How to lose (and find) your boyfriend

  1. Take the only set of keys between the two of you. Make sure his phone is out of battery with a broken screen.
  2. Get into an argument about keeping each other informed of whereabouts right before he leaves his office to come home.
  3. Watch a movie and fail to notice when he allegedly rings doorbell.
  4. Get excited when it’s close to the time he’s supposed to get home.
  5. Realize he never showed up.
  6. 30 minutes after supposed time of arrival (STA), begin to panic. Assure yourself he made a pit stop somewhere.

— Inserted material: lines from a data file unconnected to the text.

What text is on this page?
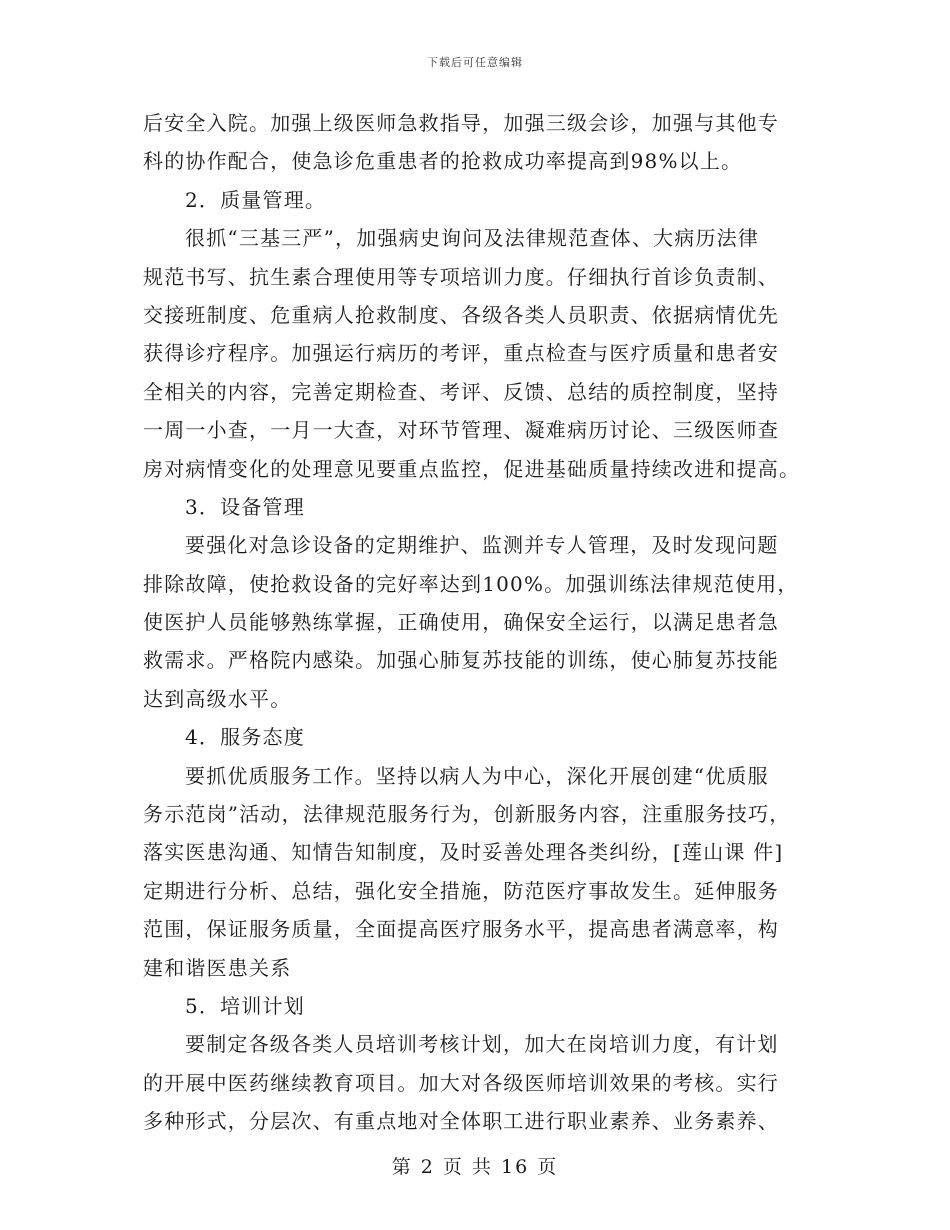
下载后可任意编辑
后安全入院。加强上级医师急救指导，加强三级会诊，加强与其他专
科的协作配合，使急诊危重患者的抢救成功率提高到98%以上。
2．质量管理。
很抓“三基三严”，加强病史询问及法律规范查体、大病历法律
规范书写、抗生素合理使用等专项培训力度。仔细执行首诊负责制、
交接班制度、危重病人抢救制度、各级各类人员职责、依据病情优先
获得诊疗程序。加强运行病历的考评，重点检查与医疗质量和患者安
全相关的内容，完善定期检查、考评、反馈、总结的质控制度，坚持
一周一小查，一月一大查，对环节管理、凝难病历讨论、三级医师查
房对病情变化的处理意见要重点监控，促进基础质量持续改进和提高。
3．设备管理
要强化对急诊设备的定期维护、监测并专人管理，及时发现问题
排除故障，使抢救设备的完好率达到100%。加强训练法律规范使用，
使医护人员能够熟练掌握，正确使用，确保安全运行，以满足患者急
救需求。严格院内感染。加强心肺复苏技能的训练，使心肺复苏技能
达到高级水平。
4．服务态度
要抓优质服务工作。坚持以病人为中心，深化开展创建“优质服
务示范岗”活动，法律规范服务行为，创新服务内容，注重服务技巧，
落实医患沟通、知情告知制度，及时妥善处理各类纠纷，[莲山课 件]
定期进行分析、总结，强化安全措施，防范医疗事故发生。延伸服务
范围，保证服务质量，全面提高医疗服务水平，提高患者满意率，构
建和谐医患关系
5．培训计划
要制定各级各类人员培训考核计划，加大在岗培训力度，有计划
的开展中医药继续教育项目。加大对各级医师培训效果的考核。实行
多种形式，分层次、有重点地对全体职工进行职业素养、业务素养、
第 2 页 共 16 页
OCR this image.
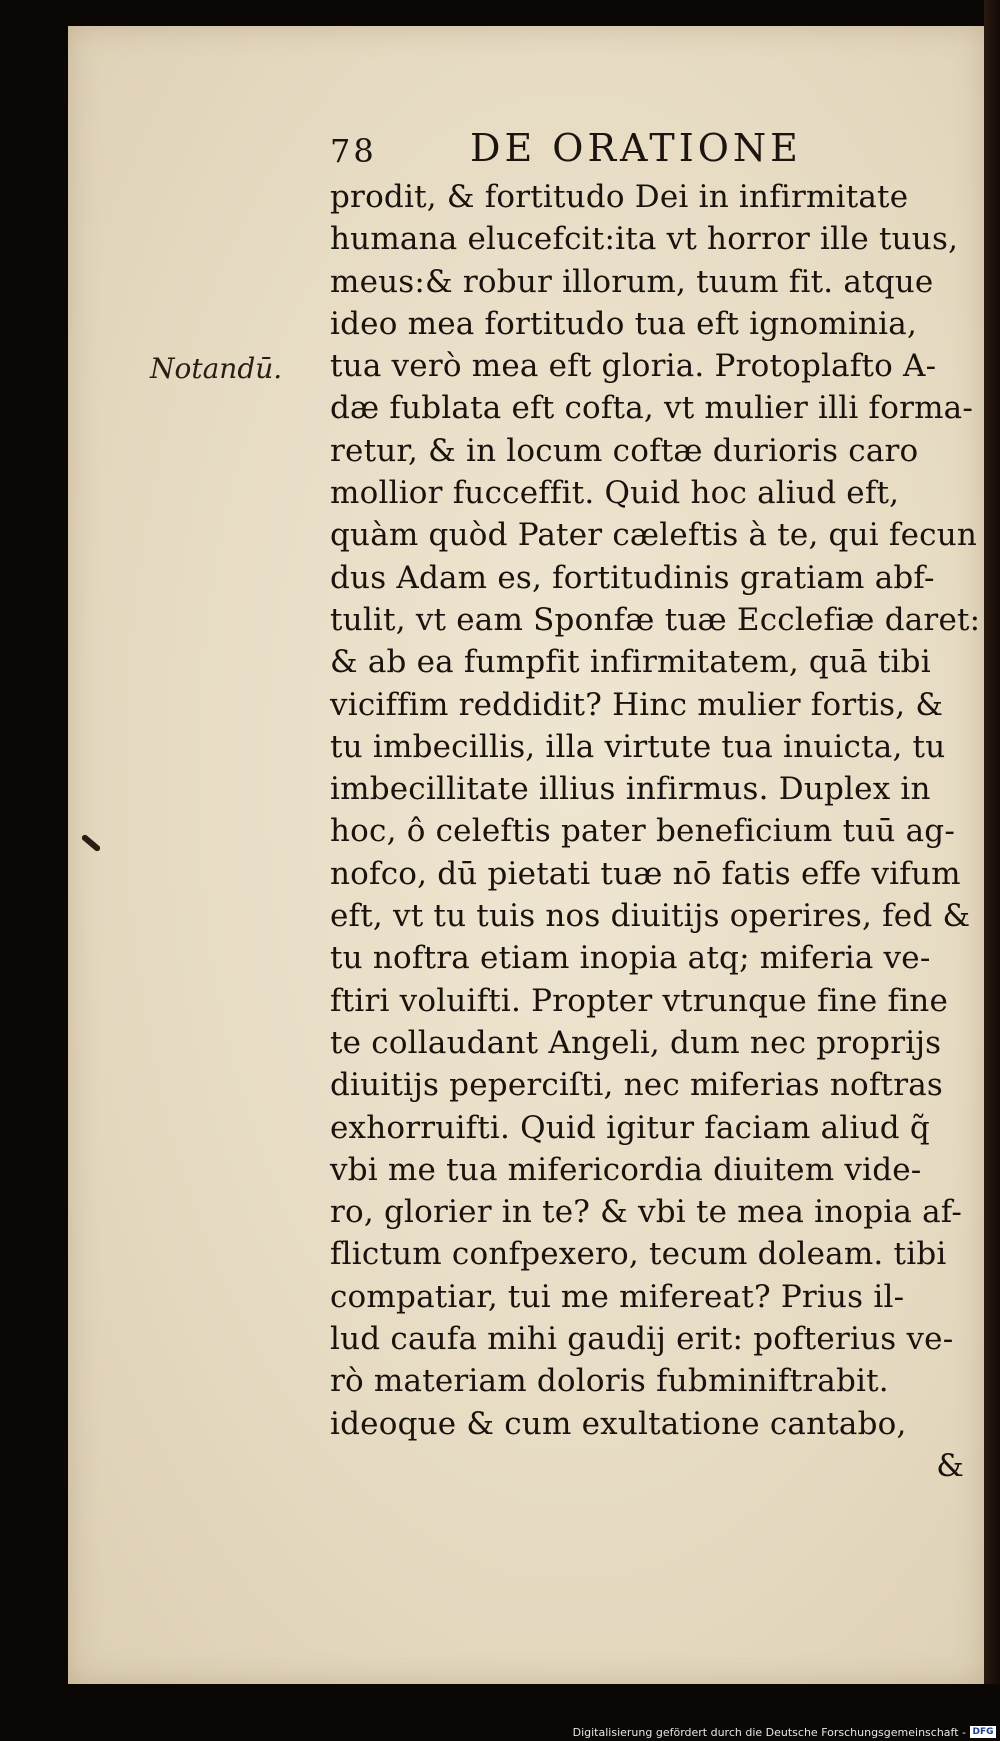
78 DE ORATIONE
Notandū.
prodit, & fortitudo Dei in infirmitate
humana elucefcit:ita vt horror ille tuus,
meus:& robur illorum, tuum fit. atque
ideo mea fortitudo tua eft ignominia,
tua verò mea eft gloria. Protoplafto A-
dæ fublata eft cofta, vt mulier illi forma-
retur, & in locum coftæ durioris caro
mollior fucceffit. Quid hoc aliud eft,
quàm quòd Pater cæleftis à te, qui fecun
dus Adam es, fortitudinis gratiam abf-
tulit, vt eam Sponfæ tuæ Ecclefiæ daret:
& ab ea fumpfit infirmitatem, quā tibi
viciffim reddidit? Hinc mulier fortis, &
tu imbecillis, illa virtute tua inuicta, tu
imbecillitate illius infirmus. Duplex in
hoc, ô celeftis pater beneficium tuū ag-
nofco, dū pietati tuæ nō fatis effe vifum
eft, vt tu tuis nos diuitijs operires, fed &
tu noftra etiam inopia atq; miferia ve-
ftiri voluifti. Propter vtrunque fine fine
te collaudant Angeli, dum nec proprijs
diuitijs peperciſti, nec miferias noftras
exhorruifti. Quid igitur faciam aliud q̃
vbi me tua mifericordia diuitem vide-
ro, glorier in te? & vbi te mea inopia af-
flictum confpexero, tecum doleam. tibi
compatiar, tui me mifereat? Prius il-
lud caufa mihi gaudij erit: pofterius ve-
rò materiam doloris fubminiftrabit.
ideoque & cum exultatione cantabo,
&
Digitalisierung gefördert durch die Deutsche Forschungsgemeinschaft - DFG
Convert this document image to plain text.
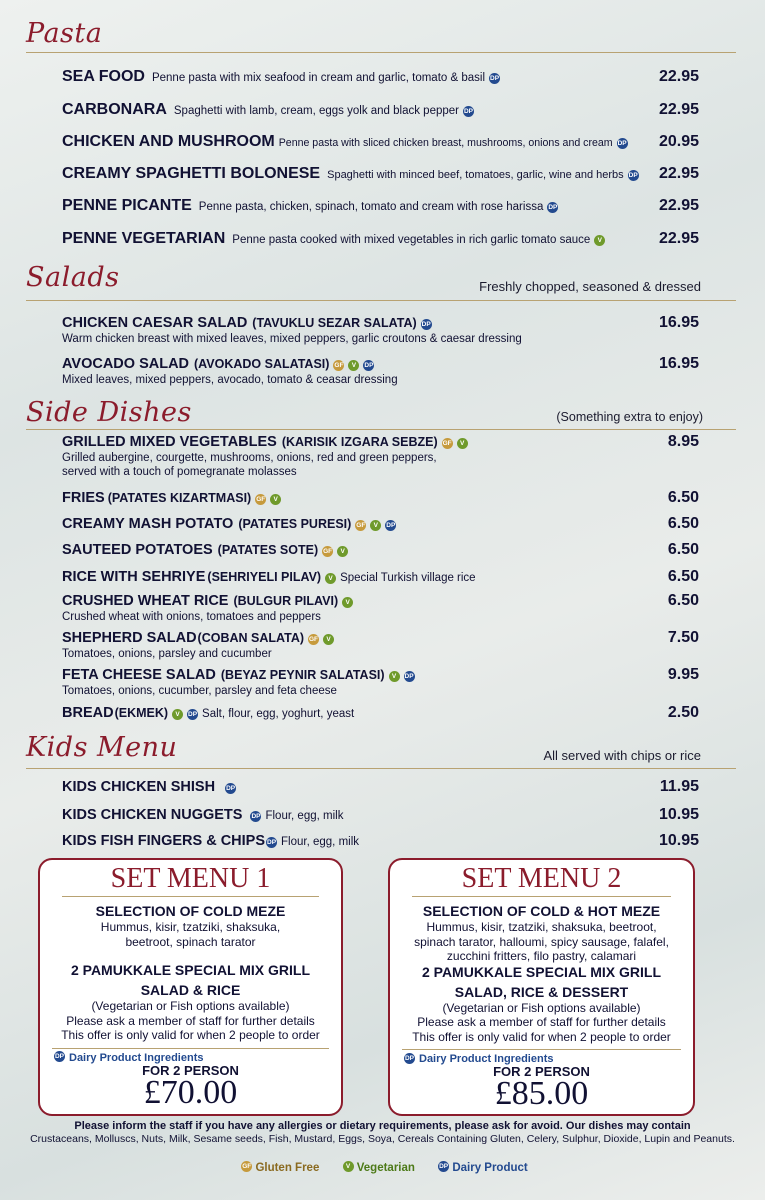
Pasta
SEA FOOD Penne pasta with mix seafood in cream and garlic, tomato & basil DP	22.95
CARBONARA Spaghetti with lamb, cream, eggs yolk and black pepper DP	22.95
CHICKEN AND MUSHROOM Penne pasta with sliced chicken breast, mushrooms, onions and cream DP 20.95
CREAMY SPAGHETTI BOLONESE Spaghetti with minced beef, tomatoes, garlic, wine and herbs DP 22.95
PENNE PICANTE Penne pasta, chicken, spinach, tomato and cream with rose harissa DP	22.95
PENNE VEGETARIAN Penne pasta cooked with mixed vegetables in rich garlic tomato sauce	V	22.95
Salads	Freshly chopped, seasoned & dressed
CHICKEN CAESAR SALAD (TAVUKLU SEZAR SALATA) DP	16.95
Warm chicken breast with mixed leaves, mixed peppers, garlic croutons & caesar dressing
AVOCADO SALAD (AVOKADO SALATASI) GF	V	DP	16.95
Mixed leaves, mixed peppers, avocado, tomato & ceasar dressing
Side Dishes	(Something extra to enjoy)
GRILLED MIXED VEGETABLES (KARISIK IZGARA SEBZE) GF	V	8.95
Grilled aubergine, courgette, mushrooms, onions, red and green peppers,
served with a touch of pomegranate molasses
FRIES (PATATES KIZARTMASI) GF	V	6.50
CREAMY MASH POTATO (PATATES PURESI) GF	V	DP	6.50
SAUTEED POTATOES (PATATES SOTE) GF	V	6.50
RICE WITH SEHRIYE (SEHRIYELI PILAV)	V Special Turkish village rice	6.50
CRUSHED WHEAT RICE (BULGUR PILAVI)	V	6.50
Crushed wheat with onions, tomatoes and peppers
SHEPHERD SALAD (COBAN SALATA) GF	V	7.50
Tomatoes, onions, parsley and cucumber
FETA CHEESE SALAD (BEYAZ PEYNIR SALATASI)	V	DP	9.95
Tomatoes, onions, cucumber, parsley and feta cheese
BREAD (EKMEK)	V	DP Salt, flour, egg, yoghurt, yeast	2.50
Kids Menu	All served with chips or rice
KIDS CHICKEN SHISH DP	11.95
KIDS CHICKEN NUGGETS DP Flour, egg, milk	10.95
KIDS FISH FINGERS & CHIPS DP Flour, egg, milk	10.95
SET MENU 1
SELECTION OF COLD MEZE
Hummus, kisir, tzatziki, shaksuka,
beetroot, spinach tarator
2 PAMUKKALE SPECIAL MIX GRILL
SALAD & RICE
(Vegetarian or Fish options available)
Please ask a member of staff for further details
This offer is only valid for when 2 people to order
DP Dairy Product Ingredients
FOR 2 PERSON
£70.00
SET MENU 2
SELECTION OF COLD & HOT MEZE
Hummus, kisir, tzatziki, shaksuka, beetroot,
spinach tarator, halloumi, spicy sausage, falafel,
zucchini fritters, filo pastry, calamari
2 PAMUKKALE SPECIAL MIX GRILL
SALAD, RICE & DESSERT
(Vegetarian or Fish options available)
Please ask a member of staff for further details
This offer is only valid for when 2 people to order
DP Dairy Product Ingredients
FOR 2 PERSON
£85.00
Please inform the staff if you have any allergies or dietary requirements, please ask for avoid. Our dishes may contain
Crustaceans, Molluscs, Nuts, Milk, Sesame seeds, Fish, Mustard, Eggs, Soya, Cereals Containing Gluten, Celery, Sulphur, Dioxide, Lupin and Peanuts.
GF Gluten Free	V Vegetarian	DP Dairy Product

  7. 1.5 hours after STA, really panic. Fling open door to see if he’s standing outside, waiting.
  8. Devolve into a state of utter fear and alarm. 2.5 hours after STA, run around the neighborhood with nothing but a blanket to keep warm with to see if his dead, lifeless body is lying in the road, blown to bits by New Year fireworks.
  9. No? Go back home, collapse in sobs and pray to God that he’s still alive and unhurt. Start frantically calling and IM’ing friends about what to do.
  10. Advised to calm down and wait to see if he shows up at work tomorrow, 10 whole hours later. Start trying to find out contact information of people who may know his whereabouts.
  11. Try to sleep on couch, but really just praying silently that he’ll come back home. Hear a noise at 2:30 a.m., look outside, but nothing.
  12. Call the British embassy missing persons hotline 8.5 hours after STA. Instructed to call local police.
  13. Tear room apart looking for boyfriend’s phone.
  14. 9.5 hours after STA, open door for one last check. Scream at the lump lying on the doorstep. It’s boyfriend! Immediately dissolve into uncontrollable, convulsing blubbery sobbing and broken sentences: “I thouuuughghghgguthgh … oh Gaaaahhhooooddddd … where haaaavve youuuuuuuu wahhhhhhhhhhhhhh!!!!”
  15. Put him on a leash.*

I need to move to a place with crime incident and accident reports. It would help a lot in times like this. Thanks to everyone who talked me through my increasing state of hysteria as I let my worst fears take over.